Science and Engineering Research Board
- Abbreviation: SERB
- Successor: Anusandhan National Research Foundation (ANRF)
- Formation: 2009
- Dissolved: 2023
- Headquarters: New Delhi
- Affiliations: Department of Science & Technology
- Website: www.serb.gov.in

= Science and Engineering Research Board =

Statutory body of the government of India

Science and Engineering Research Board is a statutory body under the Department of Science and Technology, Government of India, established by an Act of the Parliament of India in 2009 (SERB ACT, 2008). The Board was chaired by the Secretary to the Government of India in the Department of Science and Technology. The Board was set up for promoting basic research in science and engineering and to provide financial assistance to scientists, academic institutions, R&D laboratories, industrial concerns and other agencies for such research. Thereafter, it was succeeded by an act called Anusandhan National Research Foundation Act 2023 which formed Anusandhan National Research Foundation in the year 2023.

==Schemes and programmes==

The Board has schemes for funding extramural research, for providing grants for start-up research and for using the scientific expertise of retired scientists. The board has programmes for intensifying research in high priority areas, for supporting international travel of scientists, for giving assistance to professional bodies for conducting seminars and symposia, and for awarding fellowships. Promoting opportunities for women in exploratory research.

It is a scheme to mitigate gender disparity in science and engineering research funding in various S&T programs in Indian academic institutions and R&D laboratories.

==List of members of the Board==

(May 2022- 2025) the members of the Board(oversight- committee).

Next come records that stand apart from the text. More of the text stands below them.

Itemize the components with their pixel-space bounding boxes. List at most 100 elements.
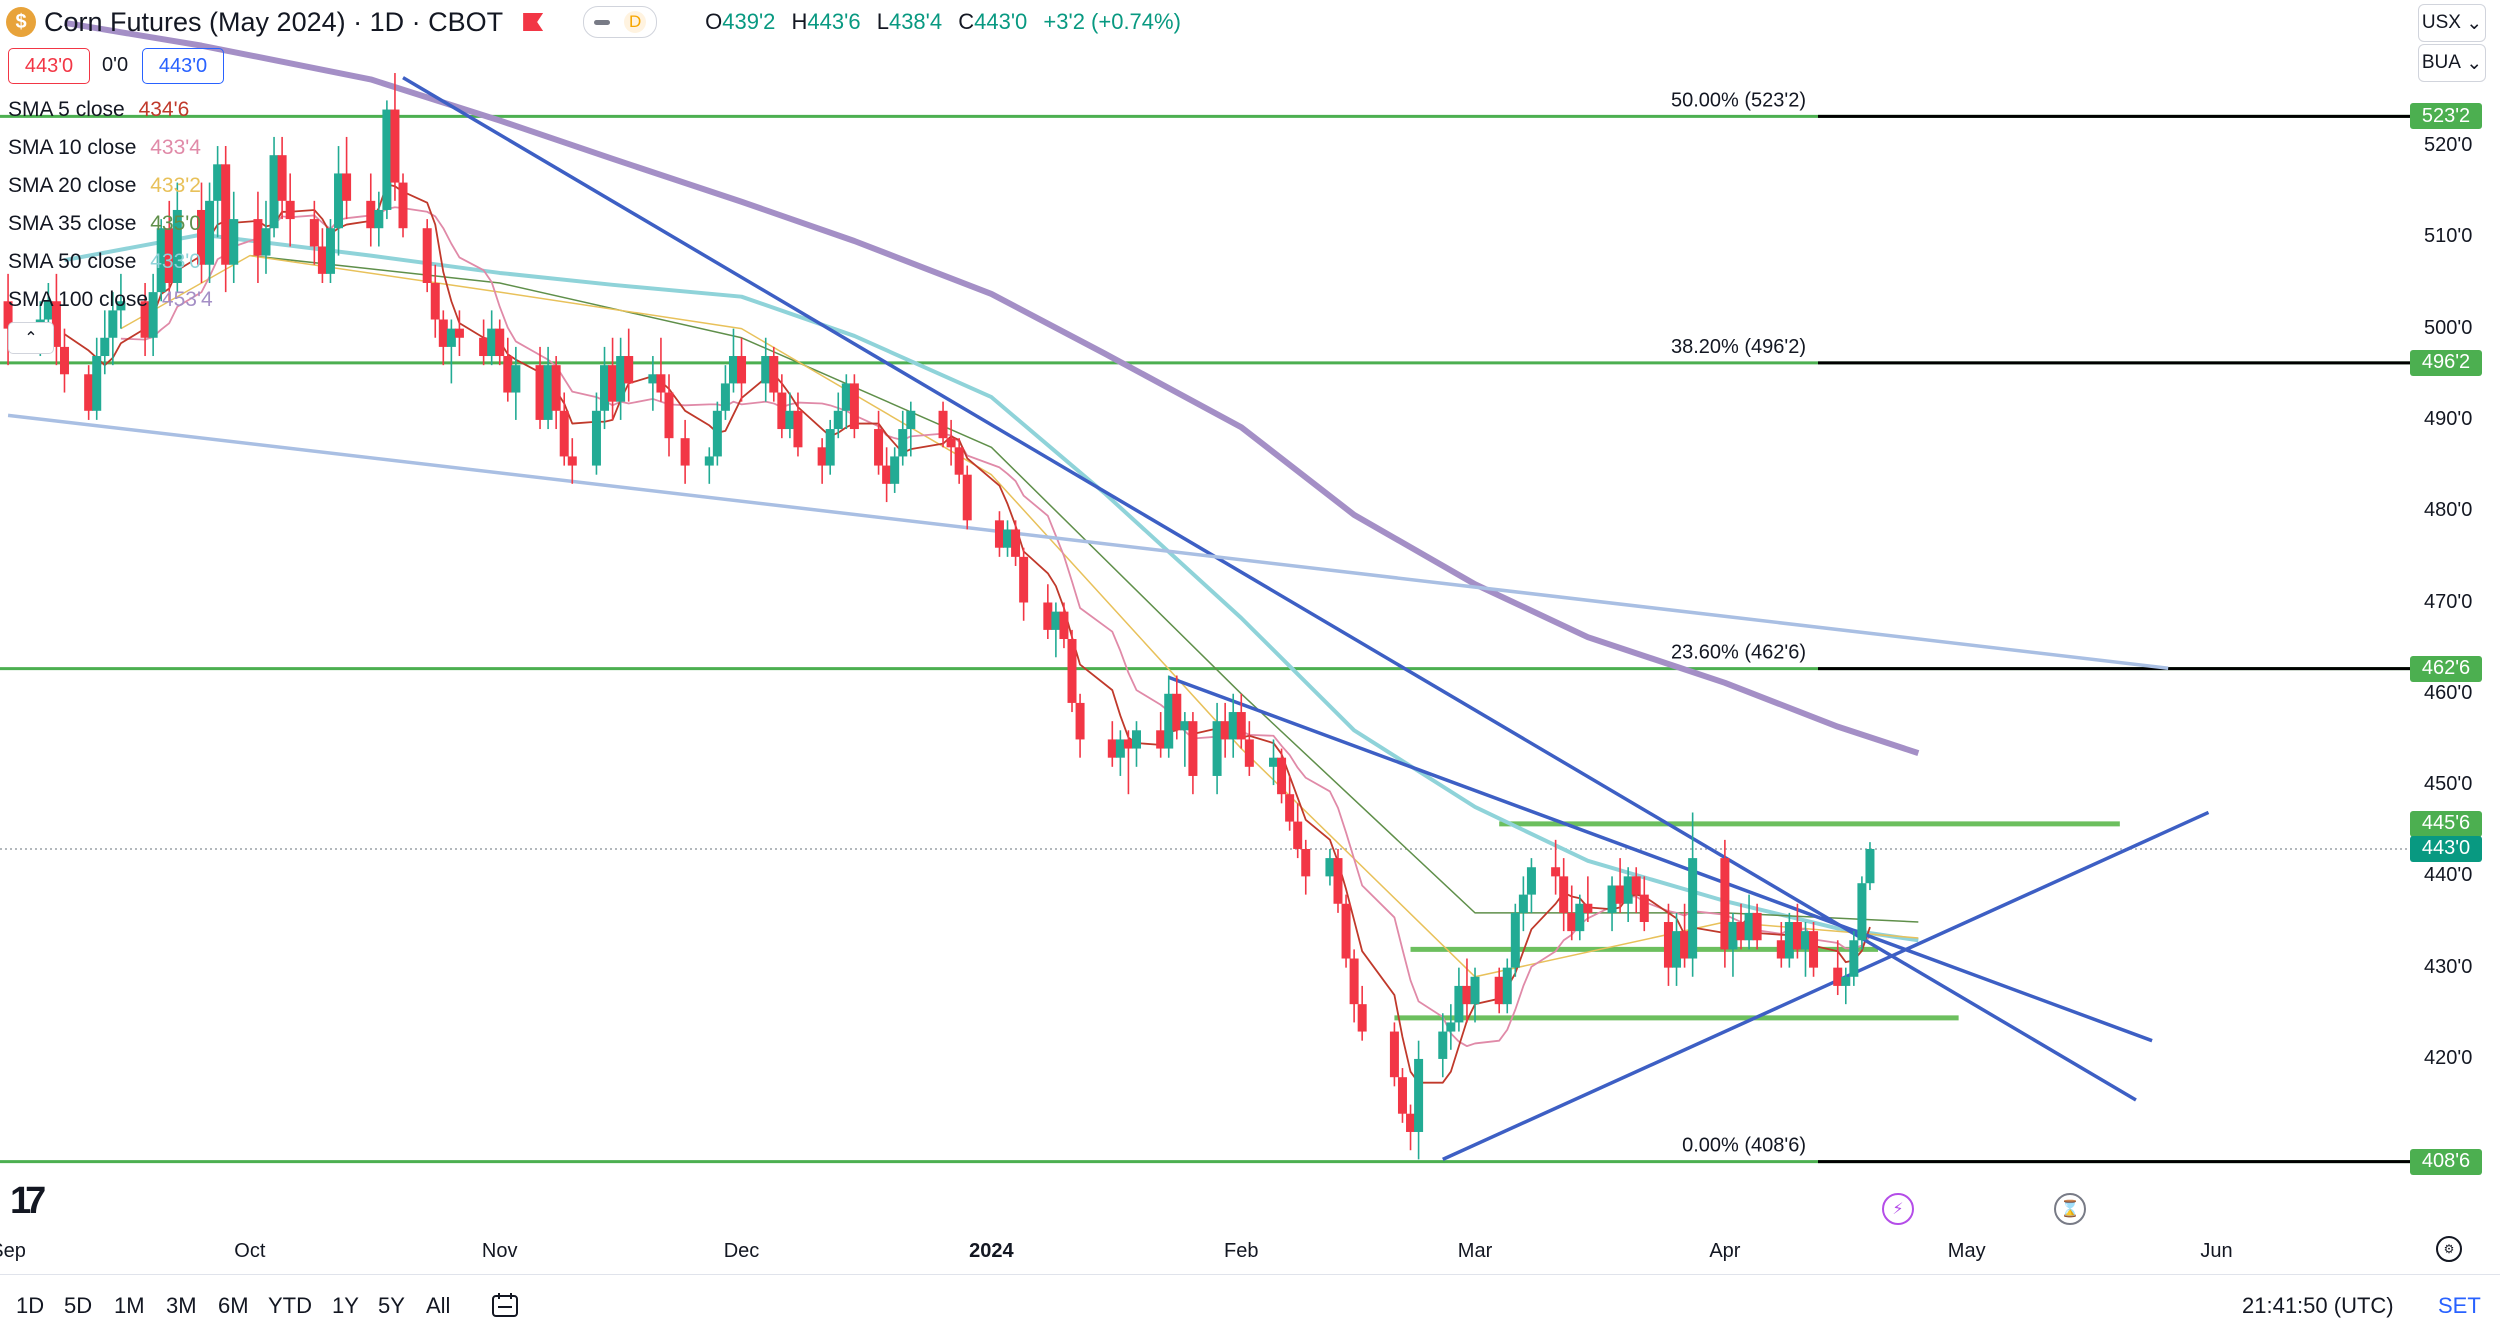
tradingview-logo[interactable]: 17 — [10, 1180, 46, 1222]
candle — [1663, 903, 1673, 986]
minus-icon — [594, 19, 611, 25]
candle — [1720, 839, 1730, 968]
candle — [551, 356, 561, 430]
candle-body — [1583, 903, 1593, 913]
time-axis-label: Mar — [1457, 1240, 1493, 1262]
sma-100-line — [63, 19, 1920, 756]
candle — [559, 392, 569, 466]
candle-body — [100, 337, 110, 357]
candle-body — [551, 365, 561, 411]
fib-label: 50.00% (523'2) — [1671, 89, 1806, 111]
sell-price-box[interactable]: 443'0 — [8, 48, 90, 84]
candle-body — [1075, 702, 1085, 740]
candle — [438, 310, 448, 366]
red-flag-icon[interactable] — [523, 13, 544, 31]
hourglass-icon[interactable]: ⌛ — [2054, 1193, 2086, 1225]
candle-body — [1809, 931, 1819, 968]
buy-price-box[interactable]: 443'0 — [142, 48, 224, 84]
candle-body — [648, 374, 658, 384]
candle-body — [1349, 958, 1359, 1005]
candle — [1792, 903, 1802, 959]
candle-body — [422, 228, 432, 283]
levels-layer — [0, 114, 2410, 1164]
indicator-value: 433'4 — [144, 136, 201, 159]
candle — [1494, 967, 1504, 1014]
timeframe-button-6m[interactable]: 6M — [218, 1293, 249, 1318]
indicator-value: 433'0 — [144, 250, 201, 273]
candle — [1156, 712, 1166, 758]
calendar-range-icon[interactable] — [490, 1291, 520, 1319]
candle — [785, 392, 795, 439]
currency-dropdown[interactable]: USX ⌄ — [2418, 4, 2486, 42]
candle-body — [559, 410, 569, 457]
price-tag: 445'6 — [2410, 810, 2482, 837]
candle-body — [1131, 730, 1141, 749]
candle — [325, 219, 335, 283]
candle-body — [277, 155, 287, 201]
candle-body — [1051, 611, 1061, 630]
candle — [1752, 903, 1762, 950]
collapse-legend-button[interactable]: ⌃ — [8, 322, 54, 354]
timeframe-button-all[interactable]: All — [426, 1293, 451, 1318]
indicator-value: 453'4 — [156, 288, 213, 311]
candle-body — [1236, 712, 1246, 740]
timeframe-button-1m[interactable]: 1M — [114, 1293, 145, 1318]
candle-body — [1470, 976, 1480, 1005]
candle-body — [1526, 867, 1536, 895]
candle-body — [84, 374, 94, 411]
candle — [479, 319, 489, 366]
candle — [1269, 739, 1279, 786]
candle — [205, 182, 215, 283]
timeframe-button-1y[interactable]: 1Y — [332, 1293, 359, 1318]
candle — [422, 219, 432, 293]
indicator-1[interactable]: SMA 10 close 433'4 — [8, 136, 201, 160]
indicator-2[interactable]: SMA 20 close 433'2 — [8, 174, 201, 198]
candle-body — [962, 474, 972, 521]
settings-gear-icon[interactable]: ⚙ — [2436, 1236, 2462, 1262]
candle-body — [1180, 721, 1190, 731]
candle — [1583, 876, 1593, 923]
candle-body — [1123, 739, 1133, 749]
candle — [197, 182, 207, 283]
candle-body — [269, 155, 279, 229]
candle — [1180, 712, 1190, 767]
candle-body — [51, 301, 61, 347]
candle — [164, 200, 174, 302]
candle-body — [1228, 712, 1238, 740]
candle — [1164, 675, 1174, 758]
timeframe-button-3m[interactable]: 3M — [166, 1293, 197, 1318]
timeframe-button-ytd[interactable]: YTD — [268, 1293, 312, 1318]
candle-body — [511, 365, 521, 393]
candle-body — [116, 301, 126, 311]
candle — [600, 346, 610, 430]
price-tag: 496'2 — [2410, 349, 2482, 376]
timeframe-button-5d[interactable]: 5D — [64, 1293, 93, 1318]
data-status-pill[interactable]: D — [583, 6, 658, 38]
timeframe-button-1d[interactable]: 1D — [16, 1293, 45, 1318]
utc-clock[interactable]: 21:41:50 (UTC) — [2242, 1293, 2394, 1318]
candle — [140, 282, 150, 357]
timeframe-button-5y[interactable]: 5Y — [378, 1293, 405, 1318]
time-axis-label: Oct — [234, 1240, 266, 1262]
candle-body — [1551, 867, 1561, 877]
candle — [495, 319, 505, 366]
indicator-4[interactable]: SMA 50 close 433'0 — [8, 250, 201, 274]
indicator-3[interactable]: SMA 35 close 435'0 — [8, 212, 201, 236]
symbol-title[interactable]: Corn Futures (May 2024) · 1D · CBOT — [44, 6, 504, 37]
candle-body — [1325, 858, 1335, 877]
lightning-icon[interactable]: ⚡ — [1882, 1193, 1914, 1225]
unit-dropdown[interactable]: BUA ⌄ — [2418, 44, 2486, 82]
indicator-5[interactable]: SMA 100 close 453'4 — [8, 288, 213, 312]
candle — [1011, 520, 1021, 566]
candle — [1857, 876, 1867, 950]
candle-body — [1285, 794, 1295, 822]
candle — [1357, 985, 1367, 1041]
fib-labels-layer: 50.00% (523'2) 38.20% (496'2) 23.60% (462'… — [1671, 89, 1806, 1156]
indicator-0[interactable]: SMA 5 close 434'6 — [8, 98, 189, 122]
candle-body — [1800, 931, 1810, 950]
candle — [398, 173, 408, 238]
fib-label: 38.20% (496'2) — [1671, 336, 1806, 358]
set-button[interactable]: SET — [2438, 1293, 2481, 1318]
time-axis-label: Jun — [2200, 1240, 2233, 1262]
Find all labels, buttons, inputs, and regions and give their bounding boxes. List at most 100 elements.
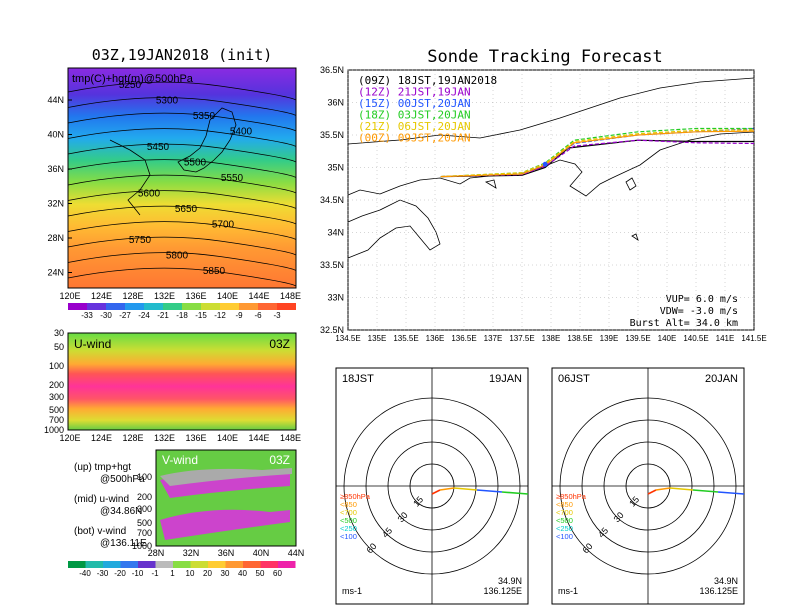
launch-legend-entry: (09Z) 18JST,19JAN2018 [358, 74, 497, 87]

1. Koppillil Radhakrishnan, Former Secretary, Department of Space, Chairperson
2. Secretary, Department of Science and Technology
3. President, Indian National Science Academy
4. President, Indian Academy of Science
5. President, Indian National Academy of Engineering
6. Professor. Devang Vipin Khakhar, Former Director, IIT Bombay
7. Dr.(Ms)Tessy Thomas, Distinguished Scientist and former Director General Aeronautical Systems(AS),DRDO
8. Professor.Talat Ahmad,Former Chairman of Governing body of Wadia Institute of Himalayan Geology, Former Vice Chancellor of Kashmir University & Jamia Millia Islamia University
9. Secretary, Science and Engineering Research Board

== Research ==

RTI reply on research

In an RTI reply about any study by SERB on hazards from mobile towers, it said that no independent research has been done by it till date but a joint research with DOT was done in 2013.